10. The computer-implemented method of claim 7, wherein the method further includes retrieving the query independent score from a table entry associated with the object in a database.

11. The computer-implemented method of claim 7, wherein the prior interactions are separated into categories, each category having an associated weighting value, the query independent score having been computed based at least in part on a weighting value multiplied by interactions associated with the object.

12. The computer-implemented method of claim 11, wherein at least one category of prior interaction is selected from the group of foreign keys associated with the object, page views associated with the object, or a count of user shared content associated with the object.

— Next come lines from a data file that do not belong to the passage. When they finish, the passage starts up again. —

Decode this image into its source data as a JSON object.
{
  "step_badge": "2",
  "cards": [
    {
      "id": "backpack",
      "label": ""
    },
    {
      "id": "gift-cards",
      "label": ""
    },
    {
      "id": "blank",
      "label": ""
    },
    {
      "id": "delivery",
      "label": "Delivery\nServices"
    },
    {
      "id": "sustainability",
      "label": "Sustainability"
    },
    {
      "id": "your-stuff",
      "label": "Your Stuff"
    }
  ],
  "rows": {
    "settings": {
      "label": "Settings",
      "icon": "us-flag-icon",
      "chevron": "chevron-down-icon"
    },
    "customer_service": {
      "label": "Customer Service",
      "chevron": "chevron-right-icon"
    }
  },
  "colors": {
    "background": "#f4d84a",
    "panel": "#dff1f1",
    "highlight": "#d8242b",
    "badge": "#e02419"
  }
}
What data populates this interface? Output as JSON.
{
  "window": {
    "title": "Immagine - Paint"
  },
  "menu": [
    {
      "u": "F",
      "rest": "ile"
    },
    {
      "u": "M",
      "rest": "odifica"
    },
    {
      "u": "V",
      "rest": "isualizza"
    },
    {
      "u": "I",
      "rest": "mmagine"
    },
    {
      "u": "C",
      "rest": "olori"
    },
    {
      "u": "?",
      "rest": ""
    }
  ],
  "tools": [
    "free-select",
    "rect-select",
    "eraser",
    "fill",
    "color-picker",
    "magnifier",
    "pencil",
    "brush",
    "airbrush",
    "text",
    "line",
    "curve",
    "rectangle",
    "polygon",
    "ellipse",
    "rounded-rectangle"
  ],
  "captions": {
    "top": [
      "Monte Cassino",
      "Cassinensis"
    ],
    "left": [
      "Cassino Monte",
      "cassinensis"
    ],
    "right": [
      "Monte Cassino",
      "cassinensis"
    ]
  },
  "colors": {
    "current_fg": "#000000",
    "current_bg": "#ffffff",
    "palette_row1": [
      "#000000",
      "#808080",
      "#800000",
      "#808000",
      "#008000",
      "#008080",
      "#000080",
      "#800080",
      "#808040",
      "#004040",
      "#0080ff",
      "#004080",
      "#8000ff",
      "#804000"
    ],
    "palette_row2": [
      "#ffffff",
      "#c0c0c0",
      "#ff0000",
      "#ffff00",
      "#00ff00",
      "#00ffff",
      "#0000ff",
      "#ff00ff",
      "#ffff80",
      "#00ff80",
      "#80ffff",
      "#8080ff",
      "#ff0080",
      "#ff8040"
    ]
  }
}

13. A computer system for enabling query independent search scores, comprising:

one or more processors; and

memory, including instructions executable by the one or more processors to cause the computer system to at least:

select a set of objects represented in a database to be associated with a query independent score;

for each object in the set of objects:

(i) measure at least one statistic of query independent identifiers, the identifiers being selected statistics of the objects in the database; and

(ii) calculate a query independent score, the query independent score based at least in part on the at least one statistic of identifiers, the query independent score scaled to supplement a search engine ranking system; and

provide the calculated query independent scores to a search engine, the query independent score configured to increase a ranking of an object included in search results.

14. The computer system of claim 13, wherein at least one of the identifiers is selected from a group of children of the object, page views involving the object or user shared content related to the object.

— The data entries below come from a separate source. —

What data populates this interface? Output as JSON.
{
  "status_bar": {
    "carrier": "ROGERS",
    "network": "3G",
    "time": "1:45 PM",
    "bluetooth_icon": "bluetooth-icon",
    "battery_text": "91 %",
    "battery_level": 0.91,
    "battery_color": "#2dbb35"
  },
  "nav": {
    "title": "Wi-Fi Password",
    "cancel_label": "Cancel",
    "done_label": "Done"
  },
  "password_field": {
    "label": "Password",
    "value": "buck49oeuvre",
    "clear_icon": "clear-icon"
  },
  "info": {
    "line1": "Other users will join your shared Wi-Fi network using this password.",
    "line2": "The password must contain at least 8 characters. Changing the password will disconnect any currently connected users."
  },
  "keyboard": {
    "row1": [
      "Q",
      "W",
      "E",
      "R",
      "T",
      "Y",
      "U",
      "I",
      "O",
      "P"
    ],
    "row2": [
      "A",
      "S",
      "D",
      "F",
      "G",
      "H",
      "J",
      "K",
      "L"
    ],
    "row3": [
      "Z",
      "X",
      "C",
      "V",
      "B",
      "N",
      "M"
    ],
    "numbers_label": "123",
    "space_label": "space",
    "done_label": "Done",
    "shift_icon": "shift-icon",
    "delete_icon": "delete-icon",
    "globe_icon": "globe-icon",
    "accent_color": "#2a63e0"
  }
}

15. The computer system of claim 13, wherein the query independent score includes at least one prior query independent score with a decay, the decay causing the prior query independent score to have a lesser value than an original value of the prior query independent score.

16. The computer system of claim 13, wherein only selected object types receive a query independent score.

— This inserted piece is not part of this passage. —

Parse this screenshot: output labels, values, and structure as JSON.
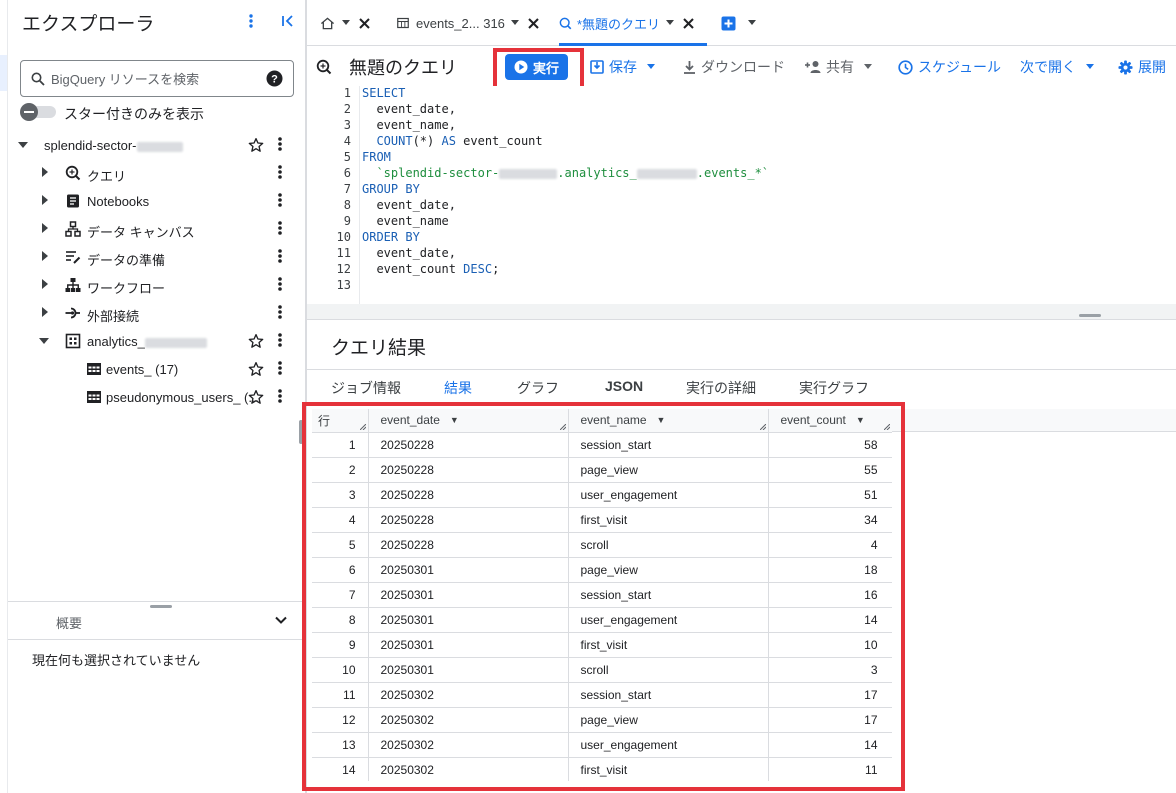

17. The computer system of claim 13, wherein the query independent score is stored in the database as related to the object.

18. The computer system of claim 13, wherein an object is selected to receive an updated query independent score when the change in identifiers exceeds a threshold.

19. One or more non-transitory computer-readable storage media having collectively stored thereon executable instructions that, when executed by one or more processors of a computer system, cause the computer system to at least:

receive a search query;

retrieve a first search result list based on terms within the search query, the first search result list having a set of objects, each object having a query score, the query score having been computed based at least in part on the association of the object with the query;

for each object of at least a subset of the set of the objects:

(i) retrieve a query independent score associated with the object, the query independent score having been computed based at least in part on prior interactions with the object; and

(ii) join the query score with a query independent score to form a combined score; and

rank the set of object results based on combined score.

20. The non-transitory computer-readable storage media of claim 19, wherein the objects are stored within a multi-tenant database.

21. The non-transitory computer-readable storage media of claim 19, wherein the query independent score is stored as metadata.

22. The non-transitory computer-readable storage media of claim 19, wherein each of the prior interactions are measured to form measurements, the query independent score based at least in part on the measurement of prior interactions include a weight to form a part of the query independent score.

23. The non-transitory computer-readable storage media 19, wherein the query independent score is based at least in part on a bloom filter applied to statistics of the prior interactions with the object.

24. The non-transitory computer-readable storage media 19, wherein the instructions further include:

receiving the search query from a user system; and

returning the set of object results to the user system.